The first pale rays of sun at the crack of dawn are not what awaken me. It’s Aimee’s excited jolt from beside me, the way her naked body disentangles from mine in a rush, and the vanishing warmth of her skin leaving my limbs.
“Umbra,” I rasp, searching the bed for her in vain. She’s already on her feet, slipping on her white chemise and searching for her leather boots in the heap of clothes strewn haphazardly on the floor. “What in Aka—uhm, my name—are you doing at this ungodly hour? We barely slept an hour ago.”
“Who’s fault is that, you insatiable vampire?” she says with a laugh before throwing a crumpled black shirt in my face. “K’haram, he’s almost here. I can feel him. They’re arriving, Killian.”
“Of course it’s that toad’s fault,” I grumble, sitting up in bed and catching the rest of the clothes she throws my way.
“Killian!” she fake gasps, before bursting into laughter. “Don’t call my dragon that.”
Am I a little irrational, a pang of jealousy squeezing my heart at the ease with which she calls that beast hers? Probably.
Do I give a shit?
Not really, no.
“What is he going to do? Roast me and have me for dinner?”
“Tempting as that might sound, no. He says you’re too old and stringy for his delicate palate,” she answers in a singsong voice.
What the actual fuck?
“Can he hear me?”
“No, but I am having a conversation with him right now.”
She ties her fur-capped cloak and grabs my hand, summoning her shadows that coax mine like bees to fucking honey.
“Shadow walk us, Killian. The gardens. Now.”
I grouse, half pissed, but oblige without haste. The polished wood floors vanish from under us, solid ground coated in a thick layer of snow forming beneath our feet.
There’s an eerie calmness in the air; the deserted garden slumbering under the white dust that blankets everything. The sky bleeds soft pink hues, only a black dot blotting the horizon, growing bigger with every passing moment.

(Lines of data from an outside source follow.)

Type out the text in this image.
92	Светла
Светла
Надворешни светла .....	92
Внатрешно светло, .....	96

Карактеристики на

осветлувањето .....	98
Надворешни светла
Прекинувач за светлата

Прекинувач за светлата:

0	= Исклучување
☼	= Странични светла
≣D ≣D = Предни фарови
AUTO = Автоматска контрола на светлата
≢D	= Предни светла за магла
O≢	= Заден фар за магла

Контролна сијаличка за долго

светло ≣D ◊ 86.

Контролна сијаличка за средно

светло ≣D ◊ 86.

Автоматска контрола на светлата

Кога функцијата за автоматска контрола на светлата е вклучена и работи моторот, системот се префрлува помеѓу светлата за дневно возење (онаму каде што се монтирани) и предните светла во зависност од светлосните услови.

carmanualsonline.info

I hear the thunderous flapping of his wings before that blurry speck of coal becomes a beast in all its glory.
“Majestic,” Aimee whispers in childlike awe, her eyes transfixed on the approaching dragon. From its claws, a contraption dangles in the wind like a massive, gilded bird cage, two silhouettes strapped inside.
The creature lowers the cage gently to the ground before circling the castle once, twice, and landing in the middle of my garden.
His enormous tail knocks over the marble fountain in the middle, snow and chunks of stone flying everywhere.
That fucking fountain has been there for centuries and he tore through it like it was made of straw.
“Show off,” I mutter through clenched teeth as Aimee snickers.
“That’s for calling him names,” she giggles before breaking into a run toward the dragon.
The cage door opens with a creak, and Kahlya and Celine step out of it. The redhead claps with unrestrained excitement, while her lover looks like she’s about to hurl the contents of her stomach all over the place.
“I’m never doing that again,” she says in between heaves.
“Why in Imiryion’s name have you done it in the first place?” I ask, puzzled. “Couldn’t he have carried you on his back?”
“A dragon only allows his soul bonded to ride him,” Aimee answers from where she’s scratching K’haram’s jaw, the creature nuzzling its giant snout against her dainty palms.
She presses her forehead against his scaled muzzle, a silent conversation passing between them. She then turns her head toward us, an excited glint of mischief shining in her eyes. Whatever has her bursting with giddiness, I already know I’m not going to like it.
“Welcome to Sangeries, Kahlya, Celine.” She nods at them reverently before continuing, “Killian will escort you to your chamber to rest. We can discuss our next steps after you’ve regained your strength from the voyage.
” She unties her heavy cape, letting it fall to the ground in the puddle of muddied, melting snow at the creature’s paws.
Steam is coming out of his nostrils, and I swear his mouth extends in what could only be described as a challenging grin.
“What are you going to do?” I ask suspiciously.
“Fly with my dragon, but of course,” she says before lifting her chemise, baring her toned legs to the frigid air and climbing up K’haram’s leg to nestle between his shoulder blades.
Only my umbra would think to ride a dragon in nothing but a nightgown and a fierce smile.